Other "set-asides" ("reserva florestal - RF), which offered a basis for sustainable use of forests and avoiding climate change causing emissions, have also been greatly cut back.

“As the proposed changes were approved last night, these provisions for the protection of sensitive areas will be reduced, with thinner bands along rivers and smaller properties of up to 400 hectares not being required to keep the "set-asides possibly just a first step in even more drastic wind-downs of forest protection,” said Scaramuzza.

“In what is possibly one of the great motivations for this assault on the forest code, protection is to be taken from the forests and given to state governors who are susceptible to political pressures. More than this, requirements to restore some illegally deforested areas will be dropped. "

Brazil’s States are also to be given the right to further wind back the regulations protecting forests.

Senate more likely to uphold Brazilian achievement

“WWF-Brasil expects that the Brazilian Senate will be more likely to represent the legitimate interests of Brazilian society, and the role of Brazil in the community of Nations,” said Scaramuzza. “Brazil’s new President Dilma Roussef is also not going to wish to squander the reputation of her predecessor, or to be the host of the approaching Rio+20 international environmental summit with these shameful changes wreaking havoc across the Amazon.”

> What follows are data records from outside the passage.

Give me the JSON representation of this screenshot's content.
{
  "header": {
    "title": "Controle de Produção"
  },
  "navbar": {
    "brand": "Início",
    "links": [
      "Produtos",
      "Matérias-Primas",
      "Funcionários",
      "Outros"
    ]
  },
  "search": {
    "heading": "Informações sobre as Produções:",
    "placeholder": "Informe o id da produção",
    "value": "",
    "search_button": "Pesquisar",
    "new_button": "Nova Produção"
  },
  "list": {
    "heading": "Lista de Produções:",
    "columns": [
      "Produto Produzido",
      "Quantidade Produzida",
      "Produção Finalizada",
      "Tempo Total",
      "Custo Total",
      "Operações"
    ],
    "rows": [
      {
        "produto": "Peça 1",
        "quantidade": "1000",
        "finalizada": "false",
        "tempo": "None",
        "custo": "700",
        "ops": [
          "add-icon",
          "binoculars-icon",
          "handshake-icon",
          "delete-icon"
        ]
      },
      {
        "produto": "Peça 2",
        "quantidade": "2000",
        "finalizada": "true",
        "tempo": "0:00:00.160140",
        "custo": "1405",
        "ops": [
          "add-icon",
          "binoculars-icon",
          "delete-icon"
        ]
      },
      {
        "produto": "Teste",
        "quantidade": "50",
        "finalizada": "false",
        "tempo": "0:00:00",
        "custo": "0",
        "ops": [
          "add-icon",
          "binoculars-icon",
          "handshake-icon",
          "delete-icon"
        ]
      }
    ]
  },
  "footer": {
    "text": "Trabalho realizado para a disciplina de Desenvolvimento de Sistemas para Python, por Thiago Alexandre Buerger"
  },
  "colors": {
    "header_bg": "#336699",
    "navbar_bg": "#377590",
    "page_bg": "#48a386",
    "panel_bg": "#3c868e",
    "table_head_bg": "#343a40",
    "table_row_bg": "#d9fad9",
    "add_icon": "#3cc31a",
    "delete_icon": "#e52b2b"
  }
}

"The vote at the House of Representatives was one of the steps," said WWF-Brazil CEO Denise Hamú,  "WWF-Brazil remains engaged to lobby with the Senate, the next step in this process. We hope that the Senate elects a rapporteur who will live up to the complexity and sensitivity of this issue, and who is competent and unbiased.

"We will also keep society engaged, and we are confident that President Dilma Roussef will exercise her power of veto if necessary, in order to fulfil her commitments to the Brazilian society regarding environmental protection and to the international community regarding the reduction of greenhouse gas emissions and biodiversity conservation.

Amazonian rainforest being burnt to create pasture for ranching, Brazil.
Amazonian rainforest being burnt to create pasture for ranching, Brazil.